Cardiac Radiofrequency Ablation (RF Ablation) Introduction

Introduction to Cardiac Ablation

We will optimize catheter design for the cure of atrial fibrillation (AFIB) and ventricular tachycardia (VT) by radiofrequency (RF) ablation.In the USA about 2 million people are affected by some form of AFIB. Each year about 200,000 patients are treated for VT.  Atrial fibrillation, although itself not fatal, is a frequent cause of stroke and is linked to a high degree of cardiovascular mortality. Ventricular tachycardia is the main cause of sudden cardiac death, affecting particularly patients suffering of myocardial infarction. Most commonly, drug therapy is recommended for atrial fibrillation. Cardiac surgery has been used for curing atrial fibrillation in patients undergoing open-chest surgery for other cardiac conditions. Although this procedure can achieve sinus rhythm it is associated with significant morbidity because of the need for open-chest surgery, and therefore cannot be recommended as primary therapy. The use of implantable atrial cardioverter–defibrillators is currently under investigation. Implantable ventricular cardioverter–defibrillators are also used sometimes in patients with ventricular tachycardia. As we will present in the next section, all these therapies have at least one significant drawback. The medical community is currently searching for a least invasive yet efficient therapy for these cardiac arrhythmias and we argue that catheter ablation has the potential to fulfill this role.

 RF catheter ablation has the potential of becoming the therapy of choice for atrial fibrillation. Preliminary studies report that the RF ablation approach has already had some success in curing atrial fibrillation in humans. To cure atrial fibrillation, the physician presumably would have to create, by RF ablation, long, thin lesions along trajectories similar to those postulated by the cardiac surgical maze operation which compartmentalize the atria so that fibrillation cannot occur. For the elimination of ventricular tachycardia occurring late after myocardial infarction, wide and deep lesions created by RF ablation may be needed.

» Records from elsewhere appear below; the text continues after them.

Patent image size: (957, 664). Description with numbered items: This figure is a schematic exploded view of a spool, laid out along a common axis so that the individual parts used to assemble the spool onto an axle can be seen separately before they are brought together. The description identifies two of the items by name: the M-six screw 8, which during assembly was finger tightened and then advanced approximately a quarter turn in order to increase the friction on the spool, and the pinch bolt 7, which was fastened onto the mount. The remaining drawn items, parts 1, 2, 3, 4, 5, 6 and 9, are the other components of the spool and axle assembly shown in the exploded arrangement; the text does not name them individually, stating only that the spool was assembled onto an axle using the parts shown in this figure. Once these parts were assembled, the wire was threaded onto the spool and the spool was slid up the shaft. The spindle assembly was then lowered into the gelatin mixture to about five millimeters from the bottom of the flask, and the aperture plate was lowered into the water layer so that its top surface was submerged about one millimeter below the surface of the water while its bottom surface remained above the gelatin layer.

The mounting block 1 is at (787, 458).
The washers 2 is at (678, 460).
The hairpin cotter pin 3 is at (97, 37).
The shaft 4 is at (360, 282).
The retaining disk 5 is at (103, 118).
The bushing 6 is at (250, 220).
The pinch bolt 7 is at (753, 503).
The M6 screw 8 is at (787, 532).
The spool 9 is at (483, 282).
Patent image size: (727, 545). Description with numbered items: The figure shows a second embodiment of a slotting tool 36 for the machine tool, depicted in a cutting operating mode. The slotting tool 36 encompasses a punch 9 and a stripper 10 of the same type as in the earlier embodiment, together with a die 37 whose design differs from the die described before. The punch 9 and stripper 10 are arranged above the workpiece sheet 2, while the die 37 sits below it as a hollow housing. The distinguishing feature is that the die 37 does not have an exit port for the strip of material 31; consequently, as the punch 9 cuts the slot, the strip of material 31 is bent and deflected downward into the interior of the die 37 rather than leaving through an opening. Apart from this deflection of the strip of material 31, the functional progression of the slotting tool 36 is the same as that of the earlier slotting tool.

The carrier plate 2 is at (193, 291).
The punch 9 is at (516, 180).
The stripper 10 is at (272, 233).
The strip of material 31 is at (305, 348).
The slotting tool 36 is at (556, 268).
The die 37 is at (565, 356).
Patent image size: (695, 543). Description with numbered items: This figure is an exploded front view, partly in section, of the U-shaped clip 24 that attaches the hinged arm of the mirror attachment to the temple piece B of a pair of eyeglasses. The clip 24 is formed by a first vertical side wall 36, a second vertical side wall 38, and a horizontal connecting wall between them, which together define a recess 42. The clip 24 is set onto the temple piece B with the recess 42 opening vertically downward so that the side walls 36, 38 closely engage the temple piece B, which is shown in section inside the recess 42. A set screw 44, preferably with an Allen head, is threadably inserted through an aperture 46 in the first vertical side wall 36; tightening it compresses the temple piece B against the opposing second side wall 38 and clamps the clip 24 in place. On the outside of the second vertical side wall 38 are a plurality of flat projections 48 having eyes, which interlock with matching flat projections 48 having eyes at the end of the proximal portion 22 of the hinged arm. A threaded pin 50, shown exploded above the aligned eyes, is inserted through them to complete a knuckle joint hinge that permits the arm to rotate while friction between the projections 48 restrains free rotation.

  We will develop complex finite element (FE) models and perform experimental tests to optimize the design of ablation catheters capable of producing long thin lesions for the potential cure of atrial fibrillation (AFIB), as well as wide and deep lesions for the potential cure of ventricular tachycardia (VT). This study will develop complex finite element (FE) models and perform experimental tests to optimize the design of ablation catheters capable of producing long thin lesions for the cure of AFIB. It will also develop complex numerical models and perform experimental tests to optimize the design of ablation catheters capable of creating wide and deep lesions for the cure of VT.

  Experimental tests will validate temperature and electric field distributions predicted by the swine FE models. Simulations will find the optimal catheter design for the cure of AFIB and VT. These tests will determine: (a) optimal electrode/catheter geometry; (b) optimal placement of inner temperature sensors for the purpose of efficient temperature-controlled RF ablation; (c) optimal power application and  ablation procedure duration. These findings will clarify the electrical-thermal response of the catheter-tissue system during RF ablation. Experimental tests on swine will verify the models.